ルイ14世を魅了したエンドウマメの歴史

シワから遺伝の法則を発見

 トマス・ナイトは園芸家兼植物学者で、ロンドン園芸協会の会長を務めていた。またたいそうなお金持ちでもあり、ヘレフォードシャーのダウントン城の他、4000ヘクタールの土地を所有していた。ナイトはシワのある豆を交配して「マローファット」と呼ばれるシワのある品種群を生み出した。1787年にはすでに、「ナイトのシワのあるマロー豆」は英米の菜園を席巻していた。米国第3代大統領トマス・ジェファーソンは、屋敷の庭にこの豆を年に2回植え、スープに入れて食すのを好んだ。
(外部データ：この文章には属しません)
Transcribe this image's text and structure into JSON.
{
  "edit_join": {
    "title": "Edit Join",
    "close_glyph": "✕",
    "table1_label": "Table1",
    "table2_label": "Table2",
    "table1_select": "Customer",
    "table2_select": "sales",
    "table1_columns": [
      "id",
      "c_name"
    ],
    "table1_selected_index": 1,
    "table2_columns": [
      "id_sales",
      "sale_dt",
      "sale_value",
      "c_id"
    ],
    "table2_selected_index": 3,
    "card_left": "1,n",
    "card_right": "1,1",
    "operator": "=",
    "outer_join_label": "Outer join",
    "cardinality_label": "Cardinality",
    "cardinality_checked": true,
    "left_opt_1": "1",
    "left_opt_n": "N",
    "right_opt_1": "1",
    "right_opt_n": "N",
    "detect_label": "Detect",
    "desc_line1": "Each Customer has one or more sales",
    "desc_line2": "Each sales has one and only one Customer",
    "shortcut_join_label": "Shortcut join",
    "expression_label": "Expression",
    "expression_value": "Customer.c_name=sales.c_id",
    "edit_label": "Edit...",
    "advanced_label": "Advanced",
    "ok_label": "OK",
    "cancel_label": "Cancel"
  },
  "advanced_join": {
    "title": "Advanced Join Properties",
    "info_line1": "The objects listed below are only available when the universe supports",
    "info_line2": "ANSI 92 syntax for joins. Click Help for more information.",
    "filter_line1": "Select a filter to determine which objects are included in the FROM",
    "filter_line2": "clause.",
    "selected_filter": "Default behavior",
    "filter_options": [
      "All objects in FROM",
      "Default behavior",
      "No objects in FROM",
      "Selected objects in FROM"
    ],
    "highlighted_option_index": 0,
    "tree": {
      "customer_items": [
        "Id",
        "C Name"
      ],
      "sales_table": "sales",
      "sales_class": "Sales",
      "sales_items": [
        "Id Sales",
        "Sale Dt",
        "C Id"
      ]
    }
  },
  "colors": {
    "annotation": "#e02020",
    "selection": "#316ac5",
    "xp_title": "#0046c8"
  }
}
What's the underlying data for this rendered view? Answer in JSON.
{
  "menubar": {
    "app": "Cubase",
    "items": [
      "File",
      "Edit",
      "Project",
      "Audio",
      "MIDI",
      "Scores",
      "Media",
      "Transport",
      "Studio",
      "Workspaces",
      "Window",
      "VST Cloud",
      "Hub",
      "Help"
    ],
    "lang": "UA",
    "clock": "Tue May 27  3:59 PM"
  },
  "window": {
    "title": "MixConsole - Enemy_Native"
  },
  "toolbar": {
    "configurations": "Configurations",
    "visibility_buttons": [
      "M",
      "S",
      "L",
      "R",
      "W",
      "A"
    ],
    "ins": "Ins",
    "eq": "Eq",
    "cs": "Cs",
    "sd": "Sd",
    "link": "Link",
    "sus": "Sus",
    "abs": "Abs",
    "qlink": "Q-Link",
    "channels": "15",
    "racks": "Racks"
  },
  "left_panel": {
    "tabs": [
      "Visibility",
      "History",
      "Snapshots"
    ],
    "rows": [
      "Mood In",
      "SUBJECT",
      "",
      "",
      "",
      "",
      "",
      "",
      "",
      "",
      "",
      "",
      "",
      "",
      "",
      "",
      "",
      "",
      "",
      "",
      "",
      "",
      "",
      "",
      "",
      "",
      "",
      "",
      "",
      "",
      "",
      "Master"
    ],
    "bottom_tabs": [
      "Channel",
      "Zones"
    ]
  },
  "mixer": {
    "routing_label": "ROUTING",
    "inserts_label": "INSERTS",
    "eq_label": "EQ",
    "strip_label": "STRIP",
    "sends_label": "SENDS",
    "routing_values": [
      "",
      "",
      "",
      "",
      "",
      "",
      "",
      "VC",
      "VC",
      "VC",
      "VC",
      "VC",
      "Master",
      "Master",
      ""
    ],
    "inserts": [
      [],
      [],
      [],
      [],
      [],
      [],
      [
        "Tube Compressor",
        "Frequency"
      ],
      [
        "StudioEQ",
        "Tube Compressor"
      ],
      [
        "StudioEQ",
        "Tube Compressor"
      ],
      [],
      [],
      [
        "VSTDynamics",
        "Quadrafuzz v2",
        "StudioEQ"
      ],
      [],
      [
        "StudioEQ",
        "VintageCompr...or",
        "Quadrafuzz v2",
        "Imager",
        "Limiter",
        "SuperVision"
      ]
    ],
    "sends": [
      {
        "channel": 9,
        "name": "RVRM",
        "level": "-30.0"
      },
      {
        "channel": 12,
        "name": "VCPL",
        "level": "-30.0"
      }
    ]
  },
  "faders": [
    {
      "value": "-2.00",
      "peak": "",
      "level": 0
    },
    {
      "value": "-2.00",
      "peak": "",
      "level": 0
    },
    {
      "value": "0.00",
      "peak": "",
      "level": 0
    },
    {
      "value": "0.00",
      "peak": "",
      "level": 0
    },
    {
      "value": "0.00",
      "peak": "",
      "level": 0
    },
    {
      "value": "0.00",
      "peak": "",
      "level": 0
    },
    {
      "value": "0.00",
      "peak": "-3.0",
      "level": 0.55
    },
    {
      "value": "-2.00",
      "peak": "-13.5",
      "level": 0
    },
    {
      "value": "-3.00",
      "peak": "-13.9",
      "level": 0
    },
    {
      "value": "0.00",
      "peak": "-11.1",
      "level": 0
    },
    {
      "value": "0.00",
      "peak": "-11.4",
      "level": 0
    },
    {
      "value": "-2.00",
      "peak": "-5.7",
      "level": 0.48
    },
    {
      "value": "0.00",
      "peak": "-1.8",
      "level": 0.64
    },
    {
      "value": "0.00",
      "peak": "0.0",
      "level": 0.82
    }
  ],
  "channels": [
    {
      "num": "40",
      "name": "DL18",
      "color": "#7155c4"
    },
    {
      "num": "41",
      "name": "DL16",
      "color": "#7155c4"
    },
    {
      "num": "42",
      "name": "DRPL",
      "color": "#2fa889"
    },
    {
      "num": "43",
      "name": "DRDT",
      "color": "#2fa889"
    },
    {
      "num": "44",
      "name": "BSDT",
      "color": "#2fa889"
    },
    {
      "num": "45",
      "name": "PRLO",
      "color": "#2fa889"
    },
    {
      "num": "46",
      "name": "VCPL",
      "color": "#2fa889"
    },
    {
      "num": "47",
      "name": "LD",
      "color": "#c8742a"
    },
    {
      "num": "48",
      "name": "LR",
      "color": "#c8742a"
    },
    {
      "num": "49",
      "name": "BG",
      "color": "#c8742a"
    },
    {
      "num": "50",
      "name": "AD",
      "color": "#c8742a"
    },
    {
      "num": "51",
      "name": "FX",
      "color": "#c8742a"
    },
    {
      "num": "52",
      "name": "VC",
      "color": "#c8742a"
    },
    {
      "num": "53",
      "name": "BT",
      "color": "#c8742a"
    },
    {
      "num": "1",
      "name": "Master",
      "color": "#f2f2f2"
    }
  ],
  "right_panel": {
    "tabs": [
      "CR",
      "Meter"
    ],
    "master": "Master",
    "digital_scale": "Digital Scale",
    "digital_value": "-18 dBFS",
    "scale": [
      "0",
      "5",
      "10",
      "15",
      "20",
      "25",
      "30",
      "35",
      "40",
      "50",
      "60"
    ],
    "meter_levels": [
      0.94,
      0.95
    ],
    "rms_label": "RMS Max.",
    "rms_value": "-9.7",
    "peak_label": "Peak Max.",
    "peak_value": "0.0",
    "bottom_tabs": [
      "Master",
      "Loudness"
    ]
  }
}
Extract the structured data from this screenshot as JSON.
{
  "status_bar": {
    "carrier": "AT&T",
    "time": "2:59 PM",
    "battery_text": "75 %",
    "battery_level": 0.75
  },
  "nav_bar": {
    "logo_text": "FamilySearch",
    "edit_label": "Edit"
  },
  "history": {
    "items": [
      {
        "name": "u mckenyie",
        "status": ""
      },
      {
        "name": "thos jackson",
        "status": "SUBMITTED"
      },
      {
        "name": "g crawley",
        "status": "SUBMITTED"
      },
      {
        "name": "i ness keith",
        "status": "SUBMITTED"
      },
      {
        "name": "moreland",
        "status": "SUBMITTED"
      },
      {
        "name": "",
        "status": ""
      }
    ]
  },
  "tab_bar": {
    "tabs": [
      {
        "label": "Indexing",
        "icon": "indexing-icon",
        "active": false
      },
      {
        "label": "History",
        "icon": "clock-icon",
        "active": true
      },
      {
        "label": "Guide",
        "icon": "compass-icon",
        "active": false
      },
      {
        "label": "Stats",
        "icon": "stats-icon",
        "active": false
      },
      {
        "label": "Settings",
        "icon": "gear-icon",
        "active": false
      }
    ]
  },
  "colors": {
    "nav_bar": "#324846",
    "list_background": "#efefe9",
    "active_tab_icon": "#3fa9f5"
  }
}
 シワができる原因が判明したのはそれから長い年月が過ぎた1990年代、分子生物学者がエンドウマメの調査に着手してからのことだ。エンドウマメは熟すにつれて、体内にある糖をデンプンに変化させる。この変化をうながすのがSBE1と呼ばれるデンプン分枝酵素だ。シワのある豆は、この酵素に欠陥があるせいで糖がそのままの状態で残される。糖分の多い豆は成長の過程で通常よりも水分を多く蓄積するが、乾燥する際にもより多くの水分を失い、その結果、空気の抜けた風船のようにシワシワになる。

 ナイトはシワの入った豆で数多くの実験を行った。シワの品種をシワのない品種と掛け合わせ、さらには背の高さ(高いか低いか)、花の色(白か紫か)、種子の色(緑か黄色か)など、豆のさまざまな特徴についても研究を続けた。ナイトはそうしてできた豆の数を丹念に数え、結果を記録し、何冊ものノートをデータで埋め尽くし、さらには観察結果を詳述した学術論文まで発表した。しかしナイトが到達できたのはそこまでであった。

Photograph by Bob Gaffney, Creative Commons 2.0

 それから約50年が過ぎた頃、オーストリアにある聖トマス修道院の司祭グレゴール・メンデルが、以前から続けていたネズミの研究をやめるよう司教に言われたことから、次は庭でエンドウマメの研究をしようと思い立つ。メンデルはナイトと同様の交配実験を数多く行ったが、彼がナイトと違った点は、その実験結果のなかに特定のパターンやその原因の仮説を見出すに至ったことであった。

 8年という歳月をかけて、メンデルは2万9000株のエンドウを育て、その結果を踏まえてあのメンデルの法則を確立、近代的な遺伝学への扉を開いた。